Transfus Med Hemother. 2018 Jul;45(4):216-217. doi: 10.1159/000491583. Epub 2018 Jul 24.
Optimized Antigen Matching - Chances and Challenges in Molecular Times.
Gassner C, Wagner FF.
Within the last 25 years, many different aspects of molecular typing of human blood groups have been addressed by researchers focused in this field. Specific questions, rather than final visions for applications were the prime motivator to collect piece after piece of the complex puzzle of human molecular blood group polymorphism. Beside this polymorphism by itself, the feasibility of genotyping, affected by parameters such as availability of molecular techniques, their technical and phenotype-predictable accuracy as well as economic aspects, led to applications for molecular blood group typing. Nowadays, they are commonly accepted. Or in other words, applications of blood group genotyping have evolved as conclusive combinations of thoroughly elaborated studies, but were mostly unintended in the very first beginnings.
On the other hand, matching blood groups by serology typing was probably the first and most essential application for performing successful blood transfusion. In an attempt to bring one of the youngest and one of the oldest applications in transfusion medicine together, and in order to illustrate their currently existent interactions, the articles of tthe present issue of transfusion medicine and hemotherapy were compiled under the theme ‘Optimized Antigen Matching - Chances and Challenges in Molecular Times’.
For the foreseeable future, alloantibody detection in patient and donor sera will not be rivaled by molecular techniques. However, as reported by Scharberg et al. , even this serology-dominated domain is already impacted by molecular typing: The new tools allow a much better characterization of test cells which results in improved abilities to identify irregular antibodies by serology. Enhanced donor typing is an irreplaceable prerequisite to improve matching and, thereby, to better serve the patient. Besides a few positive exceptions, many proof-of-principles and announcements with respect to donor high-throughput blood group genotyping have been reported, but reports on factually performed large-scale approaches are rare . In this issue, Wagner et al.  are reporting on their experiences with extended donor genotyping in more than 100,000 donors by pooled capillary electrophoresis and its impact in a routine setting. Gassner et al.  report about a high-throughput blood group genotyping application performed in more than 37,000 Swiss blood donors, in an intention to identify homozygous carriers of low-frequency blood group antigens, e.g. rare and exceedingly rare donors.
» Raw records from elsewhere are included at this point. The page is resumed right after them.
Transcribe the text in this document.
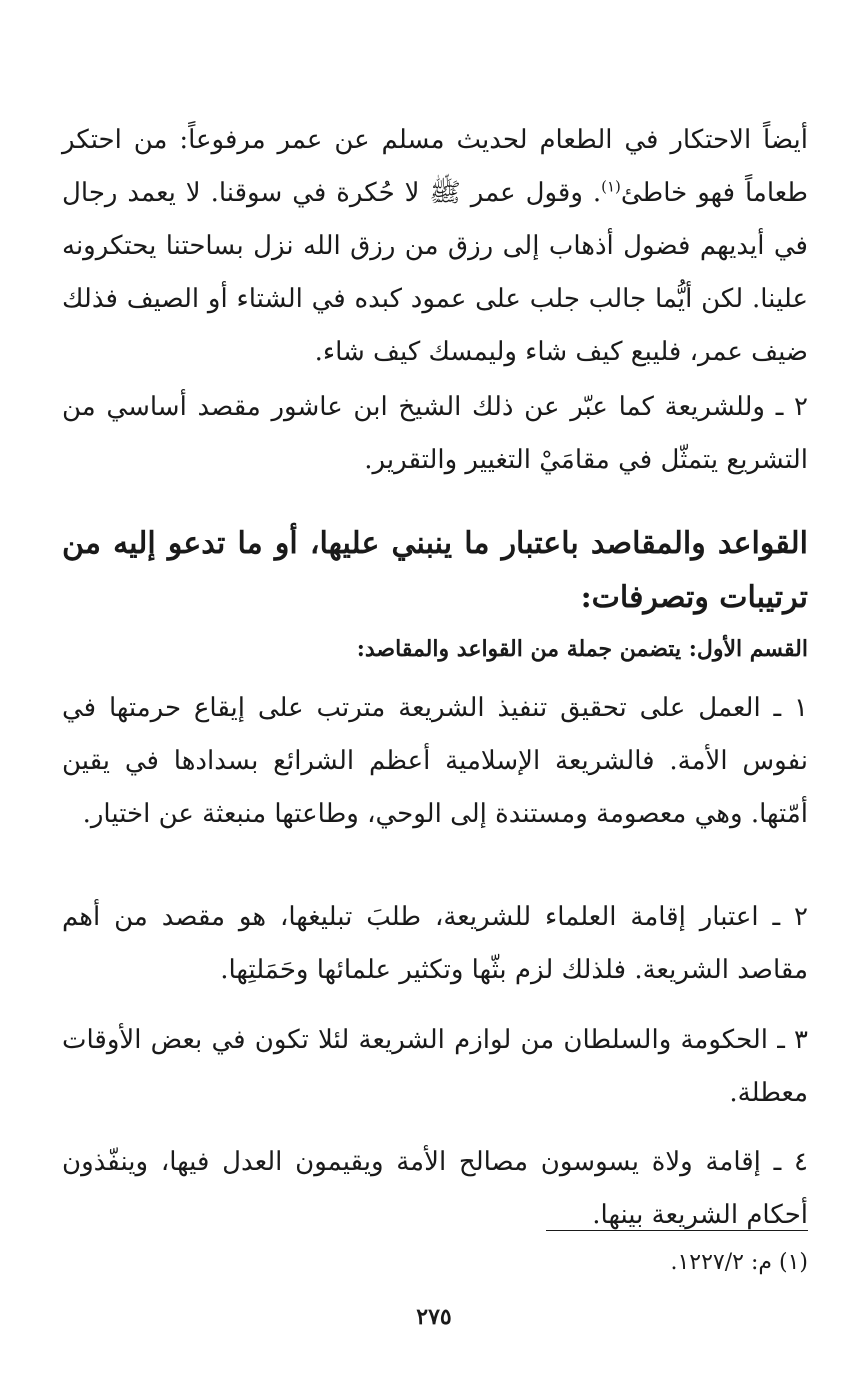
أيضاً الاحتكار في الطعام لحديث مسلم عن عمر مرفوعاً: من احتكر طعاماً فهو خاطئ$^{(١)}$. وقول عمر ﷺ لا حُكرة في سوقنا. لا يعمد رجال في أيديهم فضول أذهاب إلى رزق من رزق الله نزل بساحتنا يحتكرونه علينا. لكن أيُّما جالب جلب على عمود كبده في الشتاء أو الصيف فذلك ضيف عمر، فليبع كيف شاء وليمسك كيف شاء.

٢ ـ وللشريعة كما عبّر عن ذلك الشيخ ابن عاشور مقصد أساسي من التشريع يتمثّل في مقامَيْ التغيير والتقرير.

القواعد والمقاصد باعتبار ما ينبني عليها، أو ما تدعو إليه من ترتيبات وتصرفات:
القسم الأول: يتضمن جملة من القواعد والمقاصد:

١ ـ العمل على تحقيق تنفيذ الشريعة مترتب على إيقاع حرمتها في نفوس الأمة. فالشريعة الإسلامية أعظم الشرائع بسدادها في يقين أمّتها. وهي معصومة ومستندة إلى الوحي، وطاعتها منبعثة عن اختيار.

٢ ـ اعتبار إقامة العلماء للشريعة، طلبَ تبليغها، هو مقصد من أهم مقاصد الشريعة. فلذلك لزم بثّها وتكثير علمائها وحَمَلتِها.

٣ ـ الحكومة والسلطان من لوازم الشريعة لئلا تكون في بعض الأوقات معطلة.

٤ ـ إقامة ولاة يسوسون مصالح الأمة ويقيمون العدل فيها، وينفّذون أحكام الشريعة بينها.

(١) م: ١٢٢٧/٢.
٢٧٥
Due to their need for chronic blood transfusions, patients suffering from sickle cell disease (SCD) or thalassemia might profit most for ‘best matched’ red blood cell transfusions. Next-generation or massive parallel sequencing have proven the principle for blood group determination in such patients, but are still under further development and therefore not addressed within this issue [5,6,7]. Based on their everyday experiences, however, Castilho and Dinardo  are reporting on the ‘Brazilian Way’, and Floch et al.  on the ‘French Strategy’ to support SCD patients by best matching strategies and the meaning of blood group genotyping in this context. Optimal strategies depend on the allelic background present; in this respect Shao et al.  present molecular data on RHCE alleles in Chinese and derive conclusions for the transfusion support of Chinese β-thalassemia patients. For all these patients, best matching extends beyond antigens only to the point of taking into account the ethnical origin of donor blood, thus ‘ethnical matching’. Accordingly, Khan and Delaney  are addressing transfusion support of patients from minority population groups within this special issue. …
With molecular typing, we have the chance to improve matching, and contributors to this issue demonstrate how chances were taken and challenges have been overcome for different populations. In summary, and guided by the ever intent for ‘best matching’, it may be concluded that current molecular blood group typing applications have become a given reality.